Сергей Иванович Чудаков и др. - стр. 42
Когда я снимался с итальянцами в фильме «Они шли на восток», наши автобусы однажды остановились на центральной площади города Полтавы у райкома партии прямо напротив громадной Доски почёта, и все итальянцы возбуждённо и с беспокойством загалдели по-итальянски: «Это мёртвые, мёртвые?!» Я вспомнил эту сцену той суровой кратовской зимой, когда однажды в дикий мороз я вышел один из электрички и увидел на площади перед вокзалом довольно внушительную Доску почёта с большими фотографиями и, главное, с хорошими досками, на которые эти фотографии были прибиты. Мороз был около 25 градусов, на площади не было ни души, одна «нога» этого сооружения каким-то образом была уже подломлена, а я прекрасно знал, что у меня дома нет ни одного полена. Я как следует надавил плечом на вторую «ногу», она легко сломалась, и, взвалив всю эту махину на плечи, я протащил её на себе все пять кварталов, а потом во дворе раскурочивал и разрубал эти доски по размерам моей ненасытной печки. Зато после этого весело, под джазовую музыку, я кормил свою печь лучшими трудящимися Кратова, и это всё походило на ритуал жертвоприношения или на торжественное поедание печени врага.
Когда я почувствовал, что вот-вот сдохну, я уговорил любвеобильную Н. пожить несколько дней со своей семьёй и этим спас себе жизнь.
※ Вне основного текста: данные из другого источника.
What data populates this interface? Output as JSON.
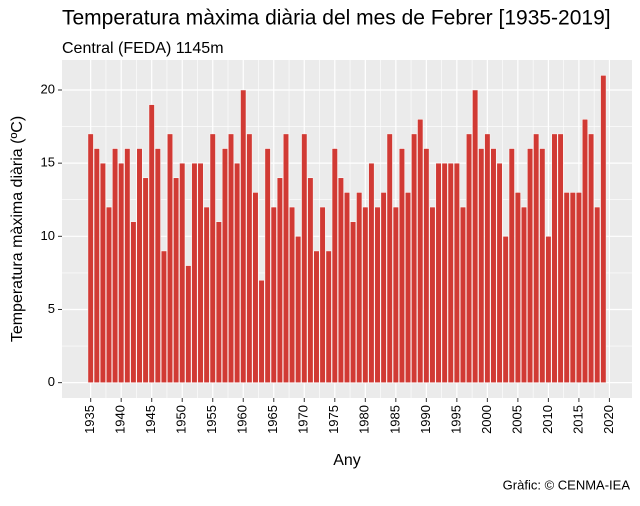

«21.1.65 г. Сегодня заканчивается или почти закончился мой «печной» период – более жуткого, захватывающего и жестокого времени у меня никогда не было (несколько похоже на Ольгино, но там было веселее). За 15 рублей я снял комнату здесь, в Кратово, – сейчас, наверное, это мой предпоследний вечер перед печкой – сижу вот, слушаю музыку, топлю грязную дымную печь и пишу. Комната страшная, не описать. Попробую нарисовать. Так вот. Стены в комнате дырявые и обшарпанные. Холод дикий. Печь дымит. Сначала – я живу здесь уже два месяца – не было дров. Воровал у соседей, ломал заборы. Жизнь жуткая и суровая. Два часа, пока растапливаю печь, читаю, занимаюсь English’ем, и проч. Итак, сегодня всё это кончается. Кончилось. Буду жить ещё два дня, но… Сегодня утром получил зарплату – 5 р. 59 коп. Из-за двух бюллетеней. А вечером – новость. Меня в феврале отправляют в Италию. Сниматься. Я – Тристан. Что это – начало? Или какое-то завершение? П О С М О ТР И М. И ещё – всё время подтверждается: «За всё надо платить. И сполна».
V
Здесь я упомянул Ольгино – небольшую станцию под Ленинградом, где мы с моим другом – художником Виталием (Кидом) Кубасовым – тогда студентом курса Н. П. Акимова – провели суровую зиму на летней фанерной даче в 1960 году. У нас тоже была печка – огромная, круглая, несдвигаемая чугунная болванка, – её украли, наверное, с какого-то предприятия. У нас, слава Богу, были дрова, и когда мы её растапливали, она накалялась малиновым цветом, и мы от этого жара даже загорали. Но к утру у нас, как и в Кратове, лопались бутылки с молоком, вода замерзала и коробила вёдра. Но самым весёлым было то, что на тепло сходились здоровенные крысы – иногда около десятка – и рассаживались вокруг печки. Нас они не боялись – мы иногда их подкармливали и придумывали им имена. А ночью они спокойно ходили то по мне, то по Киду (т. е. по одеялам и курткам, которыми мы накрывались с головой), и пару раз я просыпался от ужаса и отвращения, когда крыса ползла прямо по мне! В конце концов крысы сообразили, что нас лучше не трогать, и мы с Кидом с ними смирились. Мешок с продуктами (рис и макароны) мы подвешивали к лампочке, висевшей на крепких скрученных проводах, и каждую ночь мы просыпались раз по пять от гулкого «шмяканья» с лёгким повизгиванием – крысы забирались по проводке на потолок и, прыгая сверху на мешок, промахивались и падали на пол.